I got to thinking about him driving this thing back and forth to Boone and suddenly I misted up. Hell I’m misting up now and it causes me to wonder.
When I was 12 my Father took me to work and said, “Boy … I raised you this far. You’ll be earning your keep from here on out.”
He wasn’t nasty about it. He was just stating a fact of life as he knew it. The tale is he was plowing behind a mule at 12. Tow headed and somewhat small, in the S.C heat he toiled from dawn to dusk. The story has been verified countless times. Having lifted a manual plow to feel its heft I can only wonder how he did it.
I didn’t want things to be that way for my children. So riding in that raggedy old SUV my heart traveled back to that sandy loam of sweat and tears and endless labor and I wanted to cry.
I want to cry for my little boy. Not long ago my wife had some 8 mm film put to jump drive.

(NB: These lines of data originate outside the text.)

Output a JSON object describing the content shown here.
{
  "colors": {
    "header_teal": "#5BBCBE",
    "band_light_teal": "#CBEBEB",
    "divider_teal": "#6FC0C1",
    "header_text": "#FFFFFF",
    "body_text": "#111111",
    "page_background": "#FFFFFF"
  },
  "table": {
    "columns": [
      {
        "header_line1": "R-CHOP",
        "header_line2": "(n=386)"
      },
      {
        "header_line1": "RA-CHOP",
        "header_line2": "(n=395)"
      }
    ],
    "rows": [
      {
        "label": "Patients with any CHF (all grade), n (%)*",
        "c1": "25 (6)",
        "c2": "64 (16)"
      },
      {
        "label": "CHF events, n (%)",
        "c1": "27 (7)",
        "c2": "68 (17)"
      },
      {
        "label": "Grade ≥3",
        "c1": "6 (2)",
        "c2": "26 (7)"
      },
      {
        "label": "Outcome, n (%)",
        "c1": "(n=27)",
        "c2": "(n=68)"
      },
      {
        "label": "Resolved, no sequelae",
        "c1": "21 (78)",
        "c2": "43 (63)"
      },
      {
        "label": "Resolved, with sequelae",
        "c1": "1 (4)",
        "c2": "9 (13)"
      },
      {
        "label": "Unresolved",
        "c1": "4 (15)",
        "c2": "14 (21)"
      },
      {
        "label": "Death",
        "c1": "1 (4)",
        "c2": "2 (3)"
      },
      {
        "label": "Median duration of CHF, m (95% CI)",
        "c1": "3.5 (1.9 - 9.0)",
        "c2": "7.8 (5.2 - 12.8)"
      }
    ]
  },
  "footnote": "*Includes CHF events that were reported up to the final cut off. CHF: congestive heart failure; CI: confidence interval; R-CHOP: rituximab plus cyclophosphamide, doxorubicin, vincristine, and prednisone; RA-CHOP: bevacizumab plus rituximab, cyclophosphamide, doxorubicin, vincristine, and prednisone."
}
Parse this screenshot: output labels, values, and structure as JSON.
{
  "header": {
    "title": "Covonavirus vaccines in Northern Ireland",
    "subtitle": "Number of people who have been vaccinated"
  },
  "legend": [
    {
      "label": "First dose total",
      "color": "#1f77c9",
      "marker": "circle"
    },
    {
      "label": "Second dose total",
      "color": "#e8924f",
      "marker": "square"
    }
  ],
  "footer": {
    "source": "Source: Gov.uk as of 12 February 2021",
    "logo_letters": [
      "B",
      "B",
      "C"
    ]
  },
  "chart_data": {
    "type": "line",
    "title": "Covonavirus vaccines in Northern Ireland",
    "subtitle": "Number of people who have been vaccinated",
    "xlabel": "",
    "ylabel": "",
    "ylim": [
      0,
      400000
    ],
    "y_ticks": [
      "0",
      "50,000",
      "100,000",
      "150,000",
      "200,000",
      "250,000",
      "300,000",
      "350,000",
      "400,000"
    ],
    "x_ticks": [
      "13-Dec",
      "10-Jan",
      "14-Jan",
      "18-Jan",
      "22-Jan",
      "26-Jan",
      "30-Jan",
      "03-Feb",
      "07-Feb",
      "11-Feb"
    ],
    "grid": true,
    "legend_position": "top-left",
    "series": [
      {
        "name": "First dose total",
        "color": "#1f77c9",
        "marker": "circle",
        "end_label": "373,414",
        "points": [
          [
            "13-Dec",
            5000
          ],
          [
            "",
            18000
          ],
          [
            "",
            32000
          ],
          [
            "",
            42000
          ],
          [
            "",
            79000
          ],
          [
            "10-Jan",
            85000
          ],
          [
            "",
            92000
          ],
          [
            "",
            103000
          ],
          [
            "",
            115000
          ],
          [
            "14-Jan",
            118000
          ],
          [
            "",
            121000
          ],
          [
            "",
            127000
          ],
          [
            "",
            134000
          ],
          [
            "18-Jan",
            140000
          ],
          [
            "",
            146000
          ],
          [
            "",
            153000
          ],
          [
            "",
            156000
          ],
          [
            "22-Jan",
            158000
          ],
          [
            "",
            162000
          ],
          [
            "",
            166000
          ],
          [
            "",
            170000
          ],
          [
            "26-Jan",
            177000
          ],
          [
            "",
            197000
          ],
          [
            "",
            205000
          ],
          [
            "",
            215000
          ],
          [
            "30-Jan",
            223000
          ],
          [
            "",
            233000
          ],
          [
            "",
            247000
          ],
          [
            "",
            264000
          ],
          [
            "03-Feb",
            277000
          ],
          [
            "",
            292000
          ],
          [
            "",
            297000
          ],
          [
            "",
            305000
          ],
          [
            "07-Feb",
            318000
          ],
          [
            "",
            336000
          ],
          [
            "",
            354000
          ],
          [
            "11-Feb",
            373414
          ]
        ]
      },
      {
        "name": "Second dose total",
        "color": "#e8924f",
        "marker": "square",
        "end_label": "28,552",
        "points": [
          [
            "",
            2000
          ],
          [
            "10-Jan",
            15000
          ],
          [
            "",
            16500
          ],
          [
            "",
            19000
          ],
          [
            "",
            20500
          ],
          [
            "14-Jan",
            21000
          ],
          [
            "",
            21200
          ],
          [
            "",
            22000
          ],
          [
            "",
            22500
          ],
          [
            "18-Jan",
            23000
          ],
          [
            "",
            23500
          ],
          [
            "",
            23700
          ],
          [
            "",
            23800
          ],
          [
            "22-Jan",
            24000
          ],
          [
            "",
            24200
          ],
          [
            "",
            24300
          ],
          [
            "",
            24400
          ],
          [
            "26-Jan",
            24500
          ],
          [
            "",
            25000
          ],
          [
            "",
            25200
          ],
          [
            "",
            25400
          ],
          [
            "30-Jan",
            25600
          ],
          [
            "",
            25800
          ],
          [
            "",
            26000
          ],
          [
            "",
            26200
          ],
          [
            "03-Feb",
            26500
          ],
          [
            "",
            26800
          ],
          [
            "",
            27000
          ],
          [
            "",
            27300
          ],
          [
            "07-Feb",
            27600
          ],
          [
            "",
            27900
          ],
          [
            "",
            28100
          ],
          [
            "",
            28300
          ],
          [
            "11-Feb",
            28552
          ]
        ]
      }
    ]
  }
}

I watched a skinny version of my confused self wash them in a basinet. I watched them play and fall and look up at us in wonder.
So maybe it won’t be much longer until they are completely off the payroll. That’ll be a good thing because I’m no spring chicken and they’ll need to find their own way but I’ve learned something these past few days.
I don’t give a damn about the past. I could care less what I had to do or my father or his father before him. I will give to these boys until my last breath and thank God for every day I can.
I'd be willing to bet there's quite a few of you that feel the same.